Ruzicka, A. M., Hutson, M., Friedrich, J. M., Rivers, M. L., Weisberg, M. K., Ebel, D. S., Ziegler, K., Rumble, D. and Dolan, A. A.

Meteoritics & Planetary Science.
doi: 10.1111/maps.12901


“Miller Range 07273 is a chondritic melt breccia that contains clasts of equilibrated ordinary chondrite set in a fine-grained (<5 μm), largely crystalline, igneous matrix. Data indicate that MIL was derived from the H chondrite parent asteroid, although it has an oxygen isotope composition that approaches but falls outside of the established H group.
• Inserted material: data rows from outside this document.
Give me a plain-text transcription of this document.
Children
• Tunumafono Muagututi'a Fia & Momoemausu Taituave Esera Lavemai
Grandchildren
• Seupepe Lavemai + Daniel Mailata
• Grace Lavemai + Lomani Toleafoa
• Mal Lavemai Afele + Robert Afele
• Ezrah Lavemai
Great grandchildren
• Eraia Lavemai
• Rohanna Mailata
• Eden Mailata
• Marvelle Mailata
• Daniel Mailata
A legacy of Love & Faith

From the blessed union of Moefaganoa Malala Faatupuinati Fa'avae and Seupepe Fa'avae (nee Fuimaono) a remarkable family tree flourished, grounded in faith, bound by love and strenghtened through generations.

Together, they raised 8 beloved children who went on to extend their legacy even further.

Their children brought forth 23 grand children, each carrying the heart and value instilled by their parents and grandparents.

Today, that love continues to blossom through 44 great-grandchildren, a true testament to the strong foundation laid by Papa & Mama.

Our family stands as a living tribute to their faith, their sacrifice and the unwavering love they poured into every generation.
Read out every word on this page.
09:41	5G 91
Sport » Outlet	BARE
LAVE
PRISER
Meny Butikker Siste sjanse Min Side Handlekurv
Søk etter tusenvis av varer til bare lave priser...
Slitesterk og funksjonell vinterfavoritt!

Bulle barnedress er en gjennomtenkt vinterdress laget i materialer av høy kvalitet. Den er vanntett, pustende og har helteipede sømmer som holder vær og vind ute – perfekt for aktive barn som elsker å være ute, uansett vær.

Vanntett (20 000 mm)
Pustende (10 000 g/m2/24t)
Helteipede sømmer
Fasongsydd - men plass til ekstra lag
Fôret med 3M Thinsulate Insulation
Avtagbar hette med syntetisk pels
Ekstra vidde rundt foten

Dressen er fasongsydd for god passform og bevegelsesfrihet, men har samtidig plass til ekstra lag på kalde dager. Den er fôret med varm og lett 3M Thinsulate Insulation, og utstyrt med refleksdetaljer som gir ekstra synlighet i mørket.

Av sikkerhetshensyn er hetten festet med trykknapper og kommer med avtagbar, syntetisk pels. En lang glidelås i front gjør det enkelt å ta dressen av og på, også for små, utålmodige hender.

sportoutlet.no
MIL also is distinctive in having low porosity, cone-like shapes for coarse metal grains, unusual internal textures and compositions for coarse metal, a matrix composed chiefly of clinoenstatite and omphacitic pigeonite, and troilite veining most common in coarse olivine and orthopyroxene. These features can be explained by a model involving impact into a porous target that produced brief but intense heating at high pressure, a sudden pressure drop, and a slower drop in temperature. Olivine and orthopyroxene in chondrule clasts were the least melted and the most deformed, whereas matrix and troilite melted completely and crystallized to nearly strain-free minerals. Coarse metal was largely but incompletely liquefied, and matrix silicates formed by the breakdown during melting of albitic feldspar and some olivine to form pyroxene at high pressure (>3 GPa, possibly to ~15–19 GPa) and temperature (>1350 °C, possibly to ≥2000 °C). The higher pressures and temperatures would have involved back-reaction of high-pressure polymorphs to pyroxene and olivine upon cooling. Silicates outside of melt matrix have compositions that were relatively unchanged owing to brief heating duration.”